Le nom du Président du comité de politique monétaire de la Réserve fédérale américaine devrait prochainement être communiqué. Dans un environnement de faible volatilité, de normalisation graduelle des taux directeurs et de sortie des politiques dites non-conventionnelles, le choix de l’administration américaine va être décisif, non seulement pour la politique monétaire américaine, mais également pour l’économie mondiale.

Une pré-sélection composée de cinq noms est connue : Gary Cohn, Jérôme Powell, Kevin Warsh, John Taylor et Janet Yellen. Leurs divergences s’observent par trois enjeux.


Un premier enjeu reposerait sur le rythme de hausse des taux. La prévision médiane actuelle du FOMC (Federal Open Market Committee) est de trois hausses de taux en 2018 normalement en ligne avec les attentes de la Présidente actuelle, Janet Yellen. Certains candidats issus du secteur bancaire, comme Gary Cohn, pourrait être plus sensibles à l’évolution de la courbe des taux d’intérêt et donc rester prudent sur un relèvement plus agressif des taux de court terme. À l’opposé, John Taylor pourrait être plus dogmatique en s’appuyant sur sa règle de politique monétaire indiquant – sur la base d’un taux de chômage inférieur à 5% et d’un objectif d’inflation sous-jacente de 2% – que les taux de court terme devrait se situer à 3.5%. Dans la même lignée, Kevin Warsh souhaiterait une vision moins réactive de la FED aux données macroéconomiques publiées et plus de flexibilité sur l’objectif de stabilité des prix (i.e. privilégier une fourchette de croissance des prix entre 1 et 2%, et non un niveau cible). Enfin, Jérôme Powell, déjà gouverneur au sein de la FED depuis mai 2012, est partisan d’une normalisation contenue mais plus rapide de la politique monétaire. C’est notamment pour cette raison que de nombreux analystes considèrent sa possible nomination comme un changement dans la continuité au sein du FOMC à Washington.

Un second enjeu porterait sur la contraction du bilan de la FED. Kevin Warsh est depuis plusieurs années ouvertement critique envers les programmes de rachat d’actifs considérés comme source de transfert des capitaux de l’économie réelle intérieure vers les marchés financiers mondiaux. En outre, Kevin Warsh a régulièrement évoqué la sensibilité trop élevée du comité de politique monétaire aux marchés financiers. Ainsi, la nomination de ce type de candidat pourrait contribuer à accélérer le rythme de réduction de la taille du bilan de la banque centrale.

Enfin, un troisième enjeu concernerait la stabilité financière. Si Gary Cohen soutient, en sa qualité de conseiller économique de l’administration américaine, plus de dérégulation du secteur bancaire, nombreux sont également ceux comme Jérôme Powell à considérer que la réglementation n’est pas la réponse à tout. Ainsi, si Janet Yellen n’était pas nominée pour un second mandat, le nouveau Président soutiendrait probablement une remontée plus forte des taux d’intérêt et serait opposé au renforcement des conditions réglementaires dans le secteur financier.

L’influence du Président du FOMC est à relativiser mais reste importante. Comme mentionné par Ben Bernanke, aucune décision ne pourrait être prise sans obtenir l’adhésion de l’ensemble du comité. Par ailleurs, l’orientation des décisions du FOMC présente une inertie importante puisque la plupart des gouverneurs sont élus pour de nombreuses années tandis que les équipes apportant l’expertise technique disposent d’un faible taux de renouvellement.

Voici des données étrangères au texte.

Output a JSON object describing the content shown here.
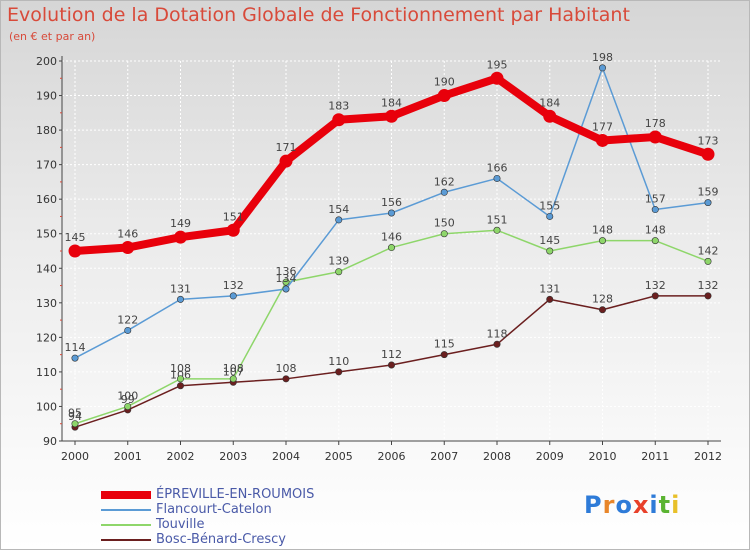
{
  "title": "Evolution de la Dotation Globale de Fonctionnement par Habitant",
  "subtitle": "(en € et par an)",
  "logo_text": "Proxiti",
  "chart_data": {
    "type": "line",
    "title": "Evolution de la Dotation Globale de Fonctionnement par Habitant",
    "subtitle": "(en € et par an)",
    "x": [
      "2000",
      "2001",
      "2002",
      "2003",
      "2004",
      "2005",
      "2006",
      "2007",
      "2008",
      "2009",
      "2010",
      "2011",
      "2012"
    ],
    "ylim": [
      90,
      200
    ],
    "yticks": [
      90,
      100,
      110,
      120,
      130,
      140,
      150,
      160,
      170,
      180,
      190,
      200
    ],
    "grid": true,
    "legend_position": "bottom-left",
    "series": [
      {
        "name": "ÉPREVILLE-EN-ROUMOIS",
        "color": "#e8000b",
        "values": [
          145,
          146,
          149,
          151,
          171,
          183,
          184,
          190,
          195,
          184,
          177,
          178,
          173
        ]
      },
      {
        "name": "Flancourt-Catelon",
        "color": "#5b9bd5",
        "values": [
          114,
          122,
          131,
          132,
          134,
          154,
          156,
          162,
          166,
          155,
          198,
          157,
          159
        ]
      },
      {
        "name": "Touville",
        "color": "#8ed66a",
        "values": [
          95,
          100,
          108,
          108,
          136,
          139,
          146,
          150,
          151,
          145,
          148,
          148,
          142
        ]
      },
      {
        "name": "Bosc-Bénard-Crescy",
        "color": "#6b1f1f",
        "values": [
          94,
          99,
          106,
          107,
          108,
          110,
          112,
          115,
          118,
          131,
          128,
          132,
          132
        ]
      }
    ]
  }
}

Le rôle du prochain Président de la FED sera enfin déterminant face à trois défis. D’une part, il ne peut être exclu une possible contraction des marges des entreprises américaines en conséquence d’une faible inflation et de la récente accélération de la croissance des salaires. D’autre part, plusieurs membres du FED ont évoqué le risque de non-linéarité de la relation inflation-taux de chômage se référant ainsi à la fameuse courbe de Phillips. Enfin, la stabilité financière restera un facteur clé au cours des prochains mois compte-tenu de marchés financiers aux valorisations élevées même si justifiées par de bons fondamentaux qui seraient renforcés par l’assouplissement fiscal annoncé. Un soutien de l’administration qui pourrait accentuer le déficit public américain dans des proportions qui resteront tributaires… du niveau des taux d’emprunts sur les marchés, eux-mêmes dépendants de la future trajectoire des taux directeurs de la FED.